Le gouvernement Trudeau a mis en oeuvre le Programme pilote sur l'agroalimentaire en mai 2020, en tant que programme qui « offre une voie vers la résidence permanente pour les travailleurs expérimentés non saisonniers dans certaines industries et professions ». Le programme est plafonné à un maximum de 2 750 demandeurs principaux en plus des membres de leur famille par an pendant trois ans, les demandes étant acceptées jusqu'au 14 mai 2023. Le Québec possède un programme similaire pour un maximum de 550 demandeurs par an pendant une période de cinq ans.

Le projet pilote est ouvert uniquement aux travailleurs qui ont déjà travaillé pendant au moins un an dans le cadre du Programme des travailleurs étrangers temporaires comme travailleurs agricoles non saisonniers, y compris dans le domaine de la production en serre et de la production de champignons, en tant que bouchers, découpeurs de viande au détail, en gros et dans l'industrie, poissonniers, préparateurs de volaille ou en tant que manoeuvres dans la transformation des aliments et des boissons.

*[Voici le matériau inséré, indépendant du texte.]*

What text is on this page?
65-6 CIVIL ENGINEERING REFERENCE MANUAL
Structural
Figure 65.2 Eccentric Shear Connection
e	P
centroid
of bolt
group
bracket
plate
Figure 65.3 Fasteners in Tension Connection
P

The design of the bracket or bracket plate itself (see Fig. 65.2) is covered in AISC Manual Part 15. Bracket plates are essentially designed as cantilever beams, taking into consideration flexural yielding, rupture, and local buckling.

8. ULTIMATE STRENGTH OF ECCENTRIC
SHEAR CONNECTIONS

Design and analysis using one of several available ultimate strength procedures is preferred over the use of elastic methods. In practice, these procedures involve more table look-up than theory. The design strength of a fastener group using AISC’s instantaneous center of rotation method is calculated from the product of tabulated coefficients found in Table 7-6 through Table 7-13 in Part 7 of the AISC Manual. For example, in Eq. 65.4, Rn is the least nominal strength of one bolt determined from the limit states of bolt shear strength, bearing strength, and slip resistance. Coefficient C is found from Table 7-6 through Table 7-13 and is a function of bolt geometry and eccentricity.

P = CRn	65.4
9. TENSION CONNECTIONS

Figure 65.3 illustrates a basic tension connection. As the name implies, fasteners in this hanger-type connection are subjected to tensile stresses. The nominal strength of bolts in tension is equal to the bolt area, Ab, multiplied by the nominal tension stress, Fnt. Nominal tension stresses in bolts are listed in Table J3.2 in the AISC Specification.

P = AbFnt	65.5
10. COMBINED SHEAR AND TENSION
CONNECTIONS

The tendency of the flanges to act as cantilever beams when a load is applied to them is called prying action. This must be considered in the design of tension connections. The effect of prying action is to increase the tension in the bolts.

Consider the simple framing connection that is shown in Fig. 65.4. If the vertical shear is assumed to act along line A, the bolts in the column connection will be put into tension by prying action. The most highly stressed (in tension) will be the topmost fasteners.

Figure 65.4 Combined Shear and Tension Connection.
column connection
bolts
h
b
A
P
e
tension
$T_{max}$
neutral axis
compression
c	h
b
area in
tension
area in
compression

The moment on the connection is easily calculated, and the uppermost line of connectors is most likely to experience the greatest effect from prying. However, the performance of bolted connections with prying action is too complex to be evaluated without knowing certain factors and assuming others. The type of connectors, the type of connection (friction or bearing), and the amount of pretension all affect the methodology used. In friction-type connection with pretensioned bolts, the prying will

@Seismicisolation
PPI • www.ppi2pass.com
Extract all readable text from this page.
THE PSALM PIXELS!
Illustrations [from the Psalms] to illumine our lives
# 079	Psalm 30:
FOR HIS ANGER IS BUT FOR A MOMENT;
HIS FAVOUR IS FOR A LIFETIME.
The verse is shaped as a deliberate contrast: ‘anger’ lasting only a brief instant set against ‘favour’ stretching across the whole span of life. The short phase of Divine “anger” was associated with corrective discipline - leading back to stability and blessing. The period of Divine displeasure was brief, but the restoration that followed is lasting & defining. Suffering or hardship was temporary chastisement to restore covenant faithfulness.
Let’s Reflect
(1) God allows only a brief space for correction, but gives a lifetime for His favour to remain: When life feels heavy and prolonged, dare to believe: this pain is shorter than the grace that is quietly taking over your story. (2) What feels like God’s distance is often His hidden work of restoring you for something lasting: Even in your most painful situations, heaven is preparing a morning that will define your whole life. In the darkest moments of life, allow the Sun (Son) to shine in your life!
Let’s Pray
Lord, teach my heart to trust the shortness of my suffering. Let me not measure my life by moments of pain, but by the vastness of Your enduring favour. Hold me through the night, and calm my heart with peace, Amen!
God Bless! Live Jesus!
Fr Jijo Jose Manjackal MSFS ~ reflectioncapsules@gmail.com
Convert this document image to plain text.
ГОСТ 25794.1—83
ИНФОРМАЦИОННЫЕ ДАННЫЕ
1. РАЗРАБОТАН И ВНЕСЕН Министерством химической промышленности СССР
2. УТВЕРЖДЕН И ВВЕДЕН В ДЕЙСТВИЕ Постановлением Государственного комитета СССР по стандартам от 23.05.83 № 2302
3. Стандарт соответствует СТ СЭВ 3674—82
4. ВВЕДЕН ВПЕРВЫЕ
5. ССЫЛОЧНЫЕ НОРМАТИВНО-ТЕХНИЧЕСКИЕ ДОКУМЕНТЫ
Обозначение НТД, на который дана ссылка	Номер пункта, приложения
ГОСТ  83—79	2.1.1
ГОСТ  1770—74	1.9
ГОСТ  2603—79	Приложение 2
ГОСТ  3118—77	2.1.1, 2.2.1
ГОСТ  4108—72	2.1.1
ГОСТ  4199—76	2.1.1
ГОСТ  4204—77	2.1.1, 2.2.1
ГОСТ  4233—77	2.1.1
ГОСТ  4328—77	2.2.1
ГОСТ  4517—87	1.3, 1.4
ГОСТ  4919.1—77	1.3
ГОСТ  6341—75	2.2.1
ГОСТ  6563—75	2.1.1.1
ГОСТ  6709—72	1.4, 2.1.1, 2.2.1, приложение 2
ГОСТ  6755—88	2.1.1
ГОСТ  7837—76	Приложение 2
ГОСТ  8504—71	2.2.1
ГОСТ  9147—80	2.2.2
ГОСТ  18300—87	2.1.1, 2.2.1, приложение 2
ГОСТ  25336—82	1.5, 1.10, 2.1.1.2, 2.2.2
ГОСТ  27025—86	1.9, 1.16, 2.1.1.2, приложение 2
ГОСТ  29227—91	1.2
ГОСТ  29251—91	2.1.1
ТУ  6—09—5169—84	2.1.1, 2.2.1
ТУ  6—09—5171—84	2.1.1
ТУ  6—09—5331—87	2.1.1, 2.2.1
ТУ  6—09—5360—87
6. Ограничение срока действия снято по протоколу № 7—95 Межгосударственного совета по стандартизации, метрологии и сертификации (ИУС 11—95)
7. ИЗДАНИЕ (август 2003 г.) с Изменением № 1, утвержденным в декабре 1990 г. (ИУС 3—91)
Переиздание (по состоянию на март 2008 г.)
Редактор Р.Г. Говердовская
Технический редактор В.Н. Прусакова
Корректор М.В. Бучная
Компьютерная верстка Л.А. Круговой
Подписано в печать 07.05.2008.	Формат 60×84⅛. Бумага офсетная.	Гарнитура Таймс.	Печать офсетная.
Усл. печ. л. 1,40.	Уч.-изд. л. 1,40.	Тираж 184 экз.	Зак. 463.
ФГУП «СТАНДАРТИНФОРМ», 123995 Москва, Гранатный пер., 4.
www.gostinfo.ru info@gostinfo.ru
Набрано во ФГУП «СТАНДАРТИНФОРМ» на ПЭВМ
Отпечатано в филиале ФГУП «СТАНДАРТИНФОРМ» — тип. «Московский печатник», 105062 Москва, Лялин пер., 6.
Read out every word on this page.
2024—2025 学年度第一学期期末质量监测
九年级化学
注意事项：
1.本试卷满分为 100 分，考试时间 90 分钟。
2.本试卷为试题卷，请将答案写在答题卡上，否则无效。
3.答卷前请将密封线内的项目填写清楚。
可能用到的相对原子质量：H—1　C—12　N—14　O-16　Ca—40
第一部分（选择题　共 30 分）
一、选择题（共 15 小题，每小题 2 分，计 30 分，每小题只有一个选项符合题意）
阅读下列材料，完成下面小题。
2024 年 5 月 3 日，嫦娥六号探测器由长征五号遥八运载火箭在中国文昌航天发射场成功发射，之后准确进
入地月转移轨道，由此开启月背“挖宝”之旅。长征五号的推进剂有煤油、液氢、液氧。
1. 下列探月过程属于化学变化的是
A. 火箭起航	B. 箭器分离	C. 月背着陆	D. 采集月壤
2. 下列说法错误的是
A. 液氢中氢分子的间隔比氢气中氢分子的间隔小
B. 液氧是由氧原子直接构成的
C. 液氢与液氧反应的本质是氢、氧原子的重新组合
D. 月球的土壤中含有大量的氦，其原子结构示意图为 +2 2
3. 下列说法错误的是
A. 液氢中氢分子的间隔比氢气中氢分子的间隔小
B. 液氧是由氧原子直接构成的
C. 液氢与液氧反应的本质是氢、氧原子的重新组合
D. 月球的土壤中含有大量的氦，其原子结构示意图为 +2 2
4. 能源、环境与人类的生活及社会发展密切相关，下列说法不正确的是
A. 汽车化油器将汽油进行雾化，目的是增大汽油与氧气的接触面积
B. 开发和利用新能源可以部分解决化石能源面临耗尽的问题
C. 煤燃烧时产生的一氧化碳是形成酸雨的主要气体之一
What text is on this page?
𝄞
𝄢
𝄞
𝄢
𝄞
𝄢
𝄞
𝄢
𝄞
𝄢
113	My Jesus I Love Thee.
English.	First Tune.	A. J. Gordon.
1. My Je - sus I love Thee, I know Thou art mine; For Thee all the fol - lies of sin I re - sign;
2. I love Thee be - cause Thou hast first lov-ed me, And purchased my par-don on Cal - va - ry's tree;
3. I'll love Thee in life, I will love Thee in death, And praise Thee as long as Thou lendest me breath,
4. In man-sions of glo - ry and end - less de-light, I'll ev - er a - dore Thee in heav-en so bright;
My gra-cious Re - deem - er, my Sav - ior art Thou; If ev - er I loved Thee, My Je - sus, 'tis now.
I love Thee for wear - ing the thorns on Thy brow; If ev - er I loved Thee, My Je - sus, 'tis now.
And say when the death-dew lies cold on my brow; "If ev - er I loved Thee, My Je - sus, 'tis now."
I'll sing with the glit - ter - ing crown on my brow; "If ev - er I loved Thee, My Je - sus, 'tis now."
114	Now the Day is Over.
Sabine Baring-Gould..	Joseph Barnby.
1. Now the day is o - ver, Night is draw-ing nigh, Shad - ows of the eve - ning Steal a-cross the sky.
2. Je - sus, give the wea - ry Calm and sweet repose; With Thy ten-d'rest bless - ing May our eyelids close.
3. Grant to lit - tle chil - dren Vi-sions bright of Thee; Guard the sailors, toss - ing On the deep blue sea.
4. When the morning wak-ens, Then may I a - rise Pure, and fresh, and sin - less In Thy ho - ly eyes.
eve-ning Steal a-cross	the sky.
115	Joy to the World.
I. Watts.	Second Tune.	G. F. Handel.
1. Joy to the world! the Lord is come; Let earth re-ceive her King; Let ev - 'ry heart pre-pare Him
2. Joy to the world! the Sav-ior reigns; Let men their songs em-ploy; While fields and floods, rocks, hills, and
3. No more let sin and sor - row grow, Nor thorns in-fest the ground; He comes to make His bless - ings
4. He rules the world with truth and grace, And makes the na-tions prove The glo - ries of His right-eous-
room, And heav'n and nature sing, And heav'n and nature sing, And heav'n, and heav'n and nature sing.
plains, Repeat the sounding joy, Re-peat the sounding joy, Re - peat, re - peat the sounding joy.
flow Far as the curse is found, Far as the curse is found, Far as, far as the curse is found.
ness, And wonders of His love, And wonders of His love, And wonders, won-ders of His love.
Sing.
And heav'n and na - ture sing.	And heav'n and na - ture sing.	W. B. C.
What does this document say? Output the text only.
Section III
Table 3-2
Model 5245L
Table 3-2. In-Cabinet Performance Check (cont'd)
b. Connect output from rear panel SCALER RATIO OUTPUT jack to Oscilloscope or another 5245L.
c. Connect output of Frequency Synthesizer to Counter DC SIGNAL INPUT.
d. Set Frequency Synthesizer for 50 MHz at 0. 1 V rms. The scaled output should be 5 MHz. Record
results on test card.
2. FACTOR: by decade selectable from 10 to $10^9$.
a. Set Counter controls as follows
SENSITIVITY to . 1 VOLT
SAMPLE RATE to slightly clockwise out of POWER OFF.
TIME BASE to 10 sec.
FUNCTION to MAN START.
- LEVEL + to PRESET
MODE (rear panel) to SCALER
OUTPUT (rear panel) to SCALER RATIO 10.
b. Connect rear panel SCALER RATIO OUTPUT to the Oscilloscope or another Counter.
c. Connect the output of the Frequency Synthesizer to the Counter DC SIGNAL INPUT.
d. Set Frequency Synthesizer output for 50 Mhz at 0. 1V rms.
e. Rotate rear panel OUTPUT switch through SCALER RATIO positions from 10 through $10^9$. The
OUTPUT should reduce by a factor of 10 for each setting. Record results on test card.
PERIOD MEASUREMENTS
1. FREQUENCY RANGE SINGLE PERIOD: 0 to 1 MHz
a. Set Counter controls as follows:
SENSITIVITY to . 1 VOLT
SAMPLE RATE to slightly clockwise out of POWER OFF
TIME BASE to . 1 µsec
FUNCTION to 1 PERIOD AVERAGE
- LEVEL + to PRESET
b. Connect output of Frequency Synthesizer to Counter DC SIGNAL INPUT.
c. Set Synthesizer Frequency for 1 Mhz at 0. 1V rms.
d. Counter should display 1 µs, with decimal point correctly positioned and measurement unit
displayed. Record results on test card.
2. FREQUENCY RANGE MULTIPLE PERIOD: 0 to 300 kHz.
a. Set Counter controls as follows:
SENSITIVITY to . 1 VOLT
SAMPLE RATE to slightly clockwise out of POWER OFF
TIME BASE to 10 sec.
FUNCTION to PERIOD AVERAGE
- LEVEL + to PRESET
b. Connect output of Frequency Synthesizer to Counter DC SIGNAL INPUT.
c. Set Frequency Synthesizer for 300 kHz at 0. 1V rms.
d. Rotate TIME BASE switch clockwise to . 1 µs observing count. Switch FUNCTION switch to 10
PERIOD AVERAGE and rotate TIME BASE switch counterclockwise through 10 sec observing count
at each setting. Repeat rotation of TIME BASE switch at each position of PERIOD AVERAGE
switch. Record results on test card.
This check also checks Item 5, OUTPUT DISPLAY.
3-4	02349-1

Les candidats doivent également satisfaire le niveau 4 au titre des Niveaux de compétence linguistique canadiens en anglais ou en français et être titulaires d'un diplôme d'études secondaires ou de niveau supérieur (équivalence canadienne). Les candidats qui vivent actuellement au Canada doivent conserver leur statut de résident temporaire pendant le traitement de leur demande de résidence permanente

Les employeurs qui utilisent le programme auront accès à une étude d'impact sur le marché du travail (EIMT) d'une durée de deux ans. Les entreprises de transformation de la viande devront décrire leurs plans pour aider le travailleur étranger temporaire à obtenir la résidence permanente. Les transformateurs de viande syndiqués devront fournir une lettre d'appui de leur syndicat, alors que les transformateurs de viande non syndiqués devront satisfaire à des exigences supplémentaires pour  assurer que la main-d' uvre et les travailleurs migrants sont protégés, indique Immigration, Réfugiés et Citoyenneté Canada.